How to Train Your Dragon
The first lit festival in Bhutan introduced the Bhutanese to their own readership
Mountain Echoes, the first India-Bhutan literature festival, was unpretentious, informal and made sure that the Indian contingent got a summer vacation out of it in pleasant Thimphu. The “India” part of the three-day festival that began on May 17 was suspect: there were no writers from the South, poet-novelist Sampurna Chattarji and author Chetan Bhagat represented Mumbai, and there was a host of authors and publishers from Delhi. The “Bhutan” part was a sad revelation: there is no industry and no publishing houses and the Bhutanese authors and poets struggle to find printers and have their work reach the bookstores; and even then books are expensive with a monograph costing about Rs 400, a novel Rs 800-900.

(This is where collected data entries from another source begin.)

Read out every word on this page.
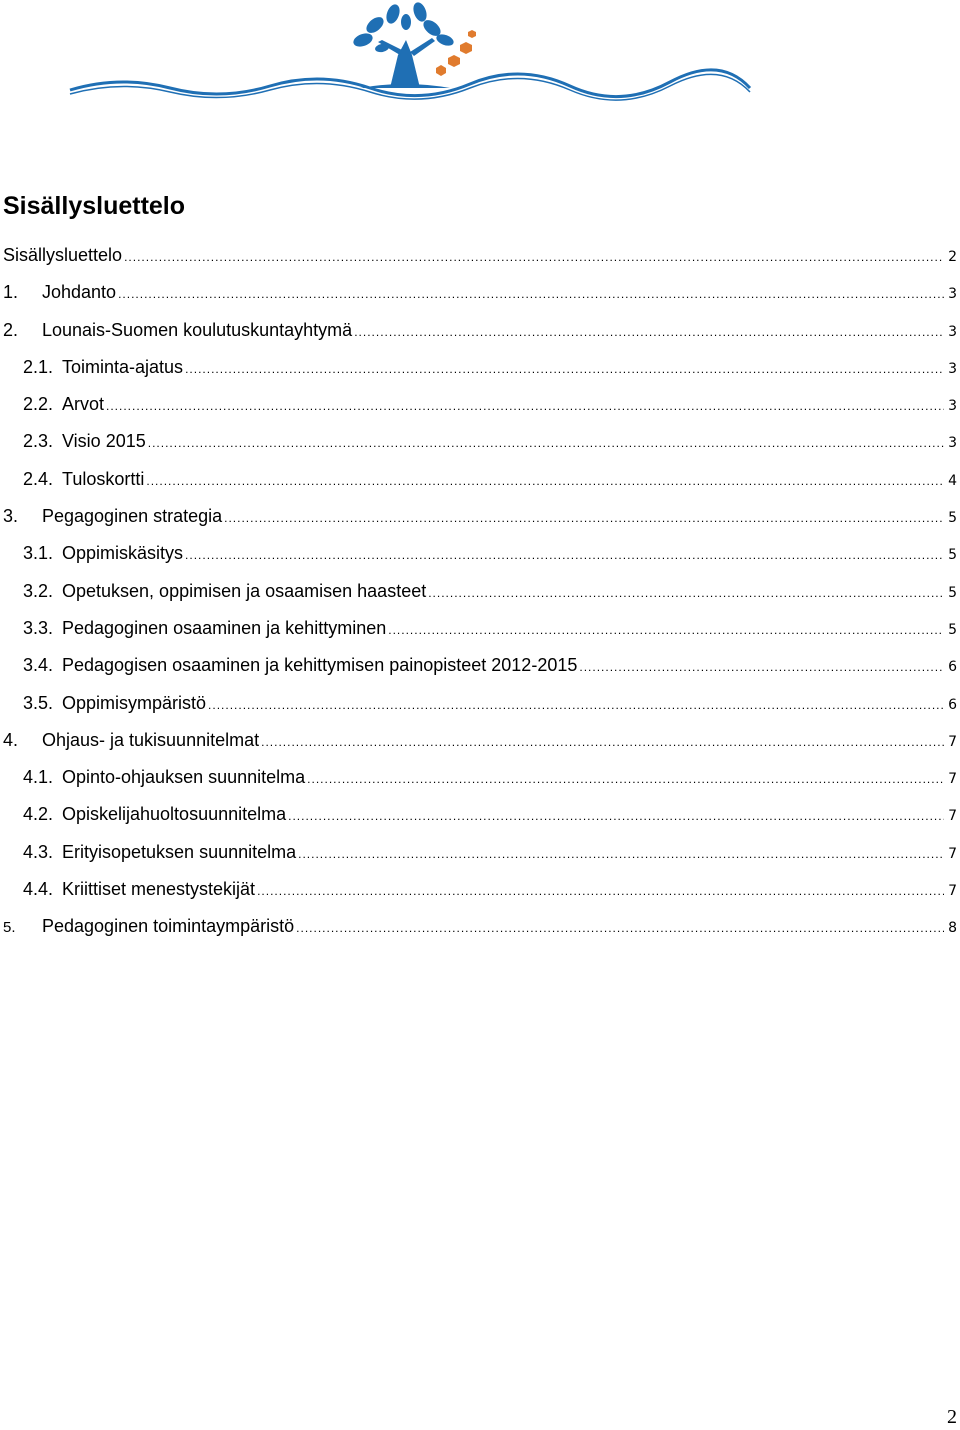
Sisällysluettelo
Sisällysluettelo .....	2
1.	Johdanto .....	3
2.	Lounais-Suomen koulutuskuntayhtymä .....	3
2.1. Toiminta-ajatus .....	3
2.2. Arvot .....	3
2.3. Visio 2015 .....	3
2.4. Tuloskortti .....	4
3.	Pegagoginen strategia .....	5
3.1. Oppimiskäsitys .....	5
3.2. Opetuksen, oppimisen ja osaamisen haasteet .....	5
3.3. Pedagoginen osaaminen ja kehittyminen .....	5
3.4. Pedagogisen osaaminen ja kehittymisen painopisteet 2012-2015 .....	6
3.5. Oppimisympäristö .....	6
4.	Ohjaus- ja tukisuunnitelmat .....	7
4.1. Opinto-ohjauksen suunnitelma .....	7
4.2. Opiskelijahuoltosuunnitelma .....	7
4.3. Erityisopetuksen suunnitelma .....	7
4.4. Kriittiset menestystekijät .....	7
5.	Pedagoginen toimintaympäristö .....	8
2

In the face of all that, the festival helped Bhutanese authors such as Dasho Karma Ura, Kunzang Choden and Sonam Kinga reach out to their people, including schoolchildren who attended the festival. “We face the danger of losing our oral traditions if we cannot preserve them in books,” says Choden, who began writing her books rather late in life, and in the beginning it was only for her children growing up in America.

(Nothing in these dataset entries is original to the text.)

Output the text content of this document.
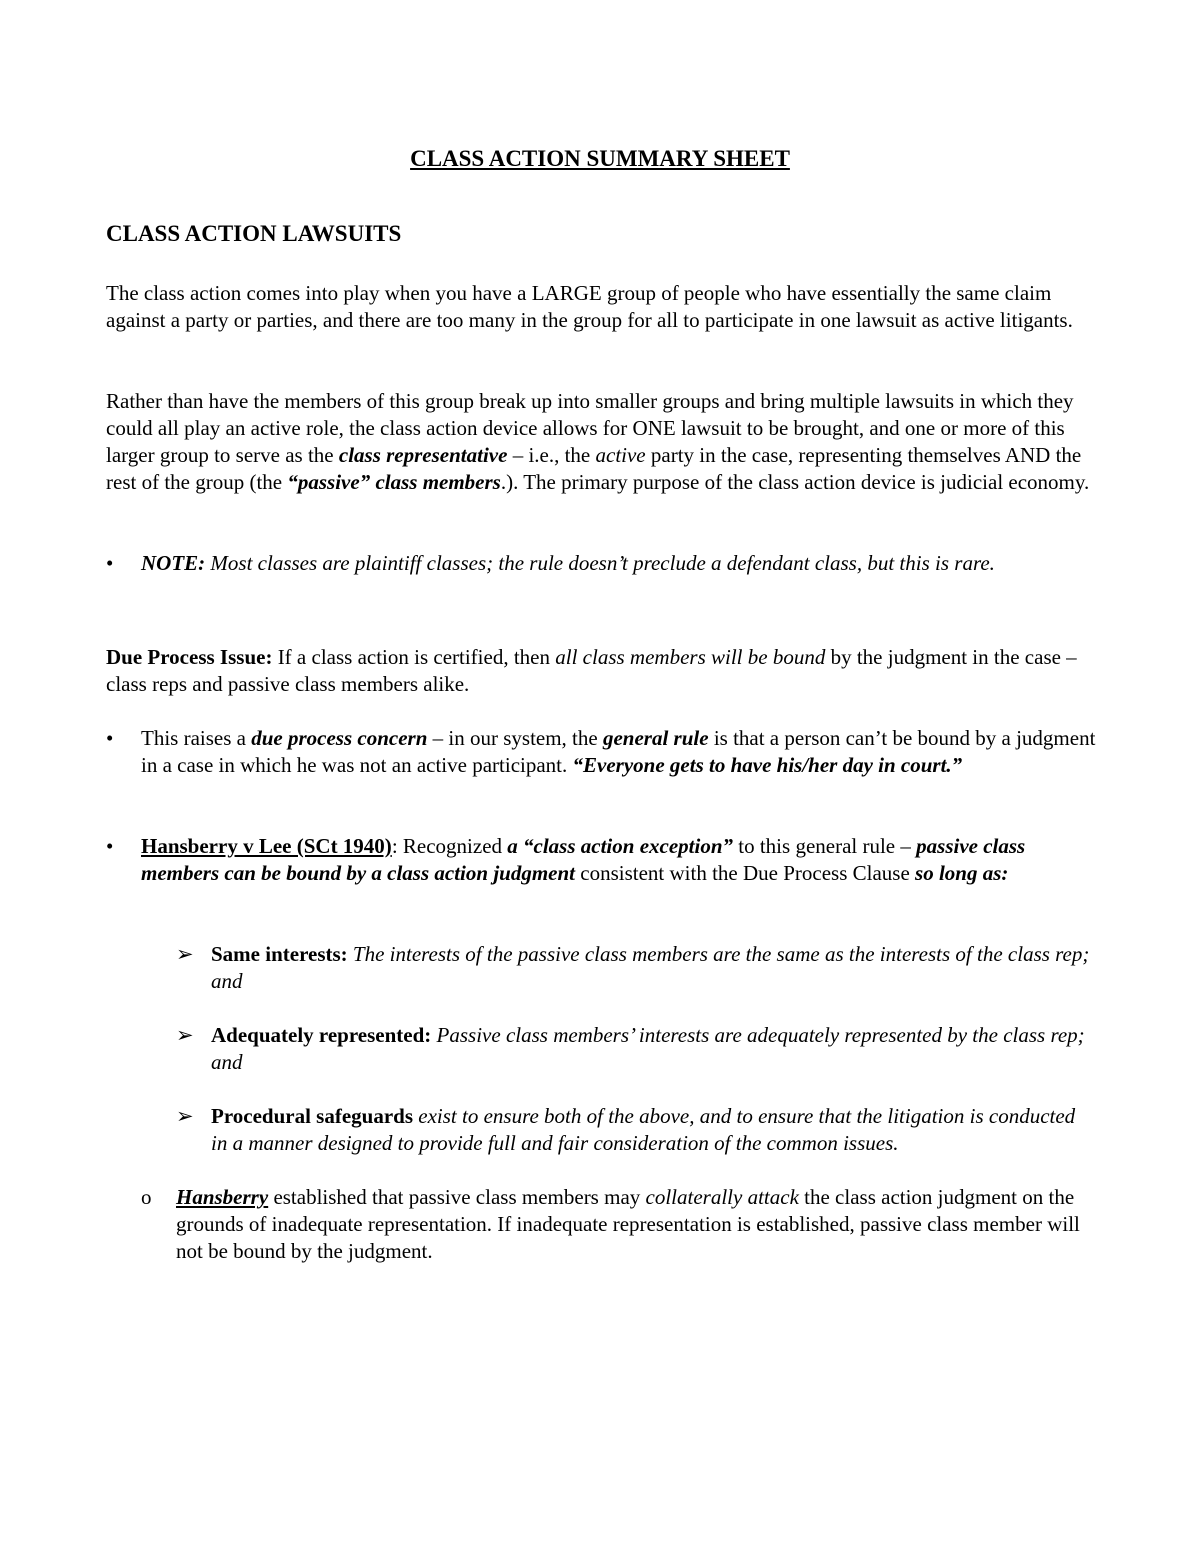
CLASS ACTION SUMMARY SHEET
CLASS ACTION LAWSUITS

The class action comes into play when you have a LARGE group of people who have essentially the same claim against a party or parties, and there are too many in the group for all to participate in one lawsuit as active litigants.

Rather than have the members of this group break up into smaller groups and bring multiple lawsuits in which they could all play an active role, the class action device allows for ONE lawsuit to be brought, and one or more of this larger group to serve as the class representative – i.e., the active party in the case, representing themselves AND the rest of the group (the “passive” class members.). The primary purpose of the class action device is judicial economy.

• NOTE: Most classes are plaintiff classes; the rule doesn’t preclude a defendant class, but this is rare.

Due Process Issue: If a class action is certified, then all class members will be bound by the judgment in the case – class reps and passive class members alike.

• This raises a due process concern – in our system, the general rule is that a person can’t be bound by a judgment in a case in which he was not an active participant. “Everyone gets to have his/her day in court.”

• Hansberry v Lee (SCt 1940): Recognized a “class action exception” to this general rule – passive class members can be bound by a class action judgment consistent with the Due Process Clause so long as:

➢ Same interests: The interests of the passive class members are the same as the interests of the class rep; and

➢ Adequately represented: Passive class members’ interests are adequately represented by the class rep; and

➢ Procedural safeguards exist to ensure both of the above, and to ensure that the litigation is conducted in a manner designed to provide full and fair consideration of the common issues.

o Hansberry established that passive class members may collaterally attack the class action judgment on the grounds of inadequate representation. If inadequate representation is established, passive class member will not be bound by the judgment.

Kinga speaks rapidly and slows down only to recite verses in a Bhutanese dialect. “I studied English literature and wondered about the poetry of my own people. I began to trace the tradition of poetry in my village and it was difficult because nobody had ever written it down and only few could recall more than a few stanzas,” says Kinga who has now published a collection of those poems. He is also one of the few Bhutanese authors who have travelled to India for a literary festival, in 2007, when he released his book at the Neemrana Literary Festival. Khasi poet Kynphan Sing Nongkynrih discovered a shared passion for archery with Bhutanese archer and ethnomusicologist Jigme Drukpa, but such connections were few and far between at the festival.

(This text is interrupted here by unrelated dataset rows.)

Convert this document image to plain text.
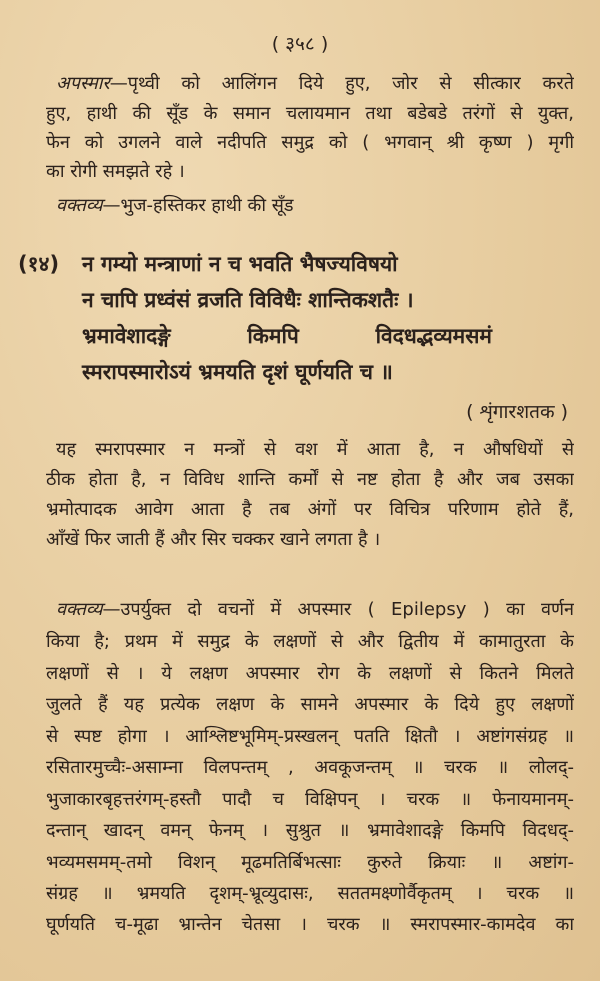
( ३५८ )
अपस्मार—पृथ्वी को आलिंगन दिये हुए, जोर से सीत्कार करते
हुए, हाथी की सूँड के समान चलायमान तथा बडेबडे तरंगों से युक्त,
फेन को उगलने वाले नदीपति समुद्र को ( भगवान् श्री कृष्ण ) मृगी
का रोगी समझते रहे ।
वक्तव्य—भुज-हस्तिकर हाथी की सूँड
(१४) न गम्यो मन्त्राणां न च भवति भैषज्यविषयो
न चापि प्रध्वंसं व्रजति विविधैः शान्तिकशतैः ।
भ्रमावेशादङ्गे किमपि विदधद्भव्यमसमं
स्मरापस्मारोऽयं भ्रमयति दृशं घूर्णयति च ॥
( शृंगारशतक )
यह स्मरापस्मार न मन्त्रों से वश में आता है, न औषधियों से
ठीक होता है, न विविध शान्ति कर्मों से नष्ट होता है और जब उसका
भ्रमोत्पादक आवेग आता है तब अंगों पर विचित्र परिणाम होते हैं,
आँखें फिर जाती हैं और सिर चक्कर खाने लगता है ।
वक्तव्य—उपर्युक्त दो वचनों में अपस्मार ( Epilepsy ) का वर्णन
किया है; प्रथम में समुद्र के लक्षणों से और द्वितीय में कामातुरता के
लक्षणों से । ये लक्षण अपस्मार रोग के लक्षणों से कितने मिलते
जुलते हैं यह प्रत्येक लक्षण के सामने अपस्मार के दिये हुए लक्षणों
से स्पष्ट होगा । आश्लिष्टभूमिम्-प्रस्खलन् पतति क्षितौ । अष्टांगसंग्रह ॥
रसितारमुच्चैः-असाम्ना विलपन्तम् , अवकूजन्तम् ॥ चरक ॥ लोलद्-
भुजाकारबृहत्तरंगम्-हस्तौ पादौ च विक्षिपन् । चरक ॥ फेनायमानम्-
दन्तान् खादन् वमन् फेनम् । सुश्रुत ॥ भ्रमावेशादङ्गे किमपि विदधद्-
भव्यमसमम्-तमो विशन् मूढमतिर्बिभत्साः कुरुते क्रियाः ॥ अष्टांग-
संग्रह ॥ भ्रमयति दृशम्-भ्रूव्युदासः, सततमक्ष्णोर्वैकृतम् । चरक ॥
घूर्णयति च-मूढा भ्रान्तेन चेतसा । चरक ॥ स्मरापस्मार-कामदेव का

Since books are difficult to find and purchase in Bhutan, even in the capital city of Thimphu, where the festival was held, not many Bhutanese were aware of the Indian contingent of authors. Bhagat went unnoticed till he read out a section from his last book 2 States: The Story of My Marriage . Graphic novelist Sarnath Banerjee found himself explaining to many a pretty Bhutanese girl what a graphic novel was all about. But author, lyricist, filmmaker Gulzar was semi-mobbed wherever he went: the Bhutanese watch plenty of Bollywood to know that the grey-haired man was responsible for the wicked verses of Beedi, Kajra re and the recent Dhan ta nan.